長次は他言はしないと確かに言った。私も耳にした。けれど、長次の腕に抱き締められた時、悪寒が身に走った。何よりも、長次は「花香の店」と口にした。年頃の男児であれば何の店なのか知らない筈は無い。私も一応は今は男だから、それなりに知っている。そう。花香という名の店は出会い茶屋だ。長次は私が知らないとでも思ったのだろうか。否、私が知っていると踏んで口にしたのだ。これは――遠回しに、黙っていてやるから抱かれろと、そういう意味なのだろうか。いや、長次に限ってそんな事――分からない。男と偽り皆の隣でのうのうと過ごしてきたのだ。騙されていたのだと知れば、長次と云えどやはり失望したのかもしれない。その腹癒せという事もある。

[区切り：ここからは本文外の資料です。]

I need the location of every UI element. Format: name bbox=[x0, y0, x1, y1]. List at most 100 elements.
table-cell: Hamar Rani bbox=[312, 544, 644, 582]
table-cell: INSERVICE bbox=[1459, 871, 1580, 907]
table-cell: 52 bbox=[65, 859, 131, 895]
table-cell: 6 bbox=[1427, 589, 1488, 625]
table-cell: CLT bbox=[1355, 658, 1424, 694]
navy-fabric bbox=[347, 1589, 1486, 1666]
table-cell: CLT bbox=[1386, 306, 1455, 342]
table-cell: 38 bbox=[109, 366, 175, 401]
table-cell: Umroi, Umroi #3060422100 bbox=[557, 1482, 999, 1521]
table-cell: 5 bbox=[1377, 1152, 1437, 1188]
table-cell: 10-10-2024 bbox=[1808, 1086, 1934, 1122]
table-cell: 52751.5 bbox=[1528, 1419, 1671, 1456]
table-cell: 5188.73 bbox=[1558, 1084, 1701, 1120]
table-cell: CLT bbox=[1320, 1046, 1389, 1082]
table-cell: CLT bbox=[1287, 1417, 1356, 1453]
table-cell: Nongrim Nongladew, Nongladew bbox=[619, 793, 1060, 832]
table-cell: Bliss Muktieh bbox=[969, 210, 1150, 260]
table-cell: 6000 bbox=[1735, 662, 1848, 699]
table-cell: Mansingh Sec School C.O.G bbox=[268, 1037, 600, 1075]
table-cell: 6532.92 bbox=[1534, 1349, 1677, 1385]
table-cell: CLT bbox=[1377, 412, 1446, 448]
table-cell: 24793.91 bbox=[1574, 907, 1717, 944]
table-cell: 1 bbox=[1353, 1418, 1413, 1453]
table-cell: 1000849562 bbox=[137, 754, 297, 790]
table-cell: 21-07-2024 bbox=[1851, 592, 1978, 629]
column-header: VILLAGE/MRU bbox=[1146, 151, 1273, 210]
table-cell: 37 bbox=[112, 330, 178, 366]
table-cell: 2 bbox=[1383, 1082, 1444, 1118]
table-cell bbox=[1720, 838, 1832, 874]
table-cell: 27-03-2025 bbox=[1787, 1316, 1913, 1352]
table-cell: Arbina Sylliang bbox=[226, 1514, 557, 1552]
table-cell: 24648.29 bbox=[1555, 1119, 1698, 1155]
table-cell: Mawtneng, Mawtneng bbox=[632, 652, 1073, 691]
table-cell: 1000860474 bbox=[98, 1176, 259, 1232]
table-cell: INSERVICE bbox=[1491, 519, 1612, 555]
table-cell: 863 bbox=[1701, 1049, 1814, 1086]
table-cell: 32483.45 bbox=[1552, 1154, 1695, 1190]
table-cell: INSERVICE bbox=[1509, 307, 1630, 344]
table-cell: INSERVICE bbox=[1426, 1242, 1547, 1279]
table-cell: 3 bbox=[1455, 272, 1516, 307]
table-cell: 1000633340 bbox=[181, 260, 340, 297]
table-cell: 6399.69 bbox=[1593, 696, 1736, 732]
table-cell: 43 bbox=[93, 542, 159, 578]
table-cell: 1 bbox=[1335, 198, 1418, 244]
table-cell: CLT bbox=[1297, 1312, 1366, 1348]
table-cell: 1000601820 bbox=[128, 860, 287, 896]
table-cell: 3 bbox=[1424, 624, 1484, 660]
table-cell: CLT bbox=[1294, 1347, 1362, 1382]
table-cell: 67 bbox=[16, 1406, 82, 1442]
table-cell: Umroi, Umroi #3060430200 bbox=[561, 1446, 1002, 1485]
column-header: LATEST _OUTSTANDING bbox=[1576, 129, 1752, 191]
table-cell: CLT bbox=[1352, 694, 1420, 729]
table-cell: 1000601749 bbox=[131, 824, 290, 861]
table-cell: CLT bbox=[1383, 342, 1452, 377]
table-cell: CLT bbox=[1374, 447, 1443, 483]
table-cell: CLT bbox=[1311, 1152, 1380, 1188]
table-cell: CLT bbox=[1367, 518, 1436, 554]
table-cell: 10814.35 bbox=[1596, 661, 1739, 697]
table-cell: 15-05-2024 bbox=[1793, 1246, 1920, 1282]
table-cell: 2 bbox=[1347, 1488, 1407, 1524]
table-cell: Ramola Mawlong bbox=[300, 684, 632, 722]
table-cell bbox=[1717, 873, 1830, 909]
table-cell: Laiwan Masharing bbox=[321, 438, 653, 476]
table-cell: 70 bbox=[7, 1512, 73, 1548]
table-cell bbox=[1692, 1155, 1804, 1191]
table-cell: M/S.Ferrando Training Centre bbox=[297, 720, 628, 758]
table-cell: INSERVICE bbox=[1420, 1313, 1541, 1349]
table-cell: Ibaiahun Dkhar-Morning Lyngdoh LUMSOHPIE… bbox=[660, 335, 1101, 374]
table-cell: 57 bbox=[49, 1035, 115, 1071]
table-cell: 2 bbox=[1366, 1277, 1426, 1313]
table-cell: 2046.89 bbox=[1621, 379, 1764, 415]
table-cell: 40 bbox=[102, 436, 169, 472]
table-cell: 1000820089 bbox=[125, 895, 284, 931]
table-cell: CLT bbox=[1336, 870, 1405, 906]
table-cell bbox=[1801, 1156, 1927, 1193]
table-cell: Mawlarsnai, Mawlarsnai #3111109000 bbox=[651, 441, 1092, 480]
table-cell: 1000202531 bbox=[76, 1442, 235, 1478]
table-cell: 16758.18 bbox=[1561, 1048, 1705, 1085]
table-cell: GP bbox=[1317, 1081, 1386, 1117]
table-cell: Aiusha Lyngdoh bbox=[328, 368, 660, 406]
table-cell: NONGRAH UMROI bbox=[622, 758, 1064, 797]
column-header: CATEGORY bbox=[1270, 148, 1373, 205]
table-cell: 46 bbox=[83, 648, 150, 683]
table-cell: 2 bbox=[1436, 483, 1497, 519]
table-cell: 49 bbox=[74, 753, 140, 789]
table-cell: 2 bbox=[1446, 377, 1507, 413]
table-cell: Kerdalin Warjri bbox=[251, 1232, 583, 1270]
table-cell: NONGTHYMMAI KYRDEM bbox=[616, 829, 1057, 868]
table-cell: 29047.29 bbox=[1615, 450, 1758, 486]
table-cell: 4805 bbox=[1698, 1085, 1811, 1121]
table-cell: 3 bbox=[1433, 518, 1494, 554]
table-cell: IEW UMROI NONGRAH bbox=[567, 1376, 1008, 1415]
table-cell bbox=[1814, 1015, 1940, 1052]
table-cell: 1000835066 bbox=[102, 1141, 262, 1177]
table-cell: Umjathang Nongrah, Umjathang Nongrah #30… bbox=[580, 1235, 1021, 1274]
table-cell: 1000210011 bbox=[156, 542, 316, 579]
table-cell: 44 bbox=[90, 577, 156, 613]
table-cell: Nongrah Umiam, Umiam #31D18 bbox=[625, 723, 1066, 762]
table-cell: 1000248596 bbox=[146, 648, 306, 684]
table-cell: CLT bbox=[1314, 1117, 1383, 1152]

灯りを手に厠の外へ出れば、空に散る星々が綺麗に見えた。長次を信じるべきか。疑うべきか。そもそも、私は疑う事なんて出来ない。そうだ。信じる事しか出来ないんだ。長次は唯、私と話をする為に、他者から疑われ難い場所――出会い茶屋を選んだんだ。きっとそうだ。
室に戻れば、仙蔵と文次郎が仲良く――ではないが、寝ていた。取っ組み合いが続いていたのだろう。文次郎の夜着が所々裂かれている。此れは後で事務の小母ちゃん辺りに怒られそうだ。仙蔵も腕に引っ掻き傷を残していた。蚯蚓腫れになっていて、とても痛そうだ。
「……私も、男に生まれれば良かった」
仙蔵、文次郎、伊作、留三郎、小平太、そして長次。皆と過ごしてきた日々を思い返すと、思わず口にしてしまう。男であればこんなにも悩む事などなかっただろう。友と――いや、親しき友と思っているからこそ、何度と、男として生まれてきたかったと思ってしまう。
「おやすみ、仙蔵。文次郎」
仙蔵の文については明日、考えよう。長次との一件を落着させるまでは筆を手に出来無さそうだ。
上掛けを仙蔵と文次郎の腹に被せ、私は仙蔵の隣に寝転び目蓋を閉ざした。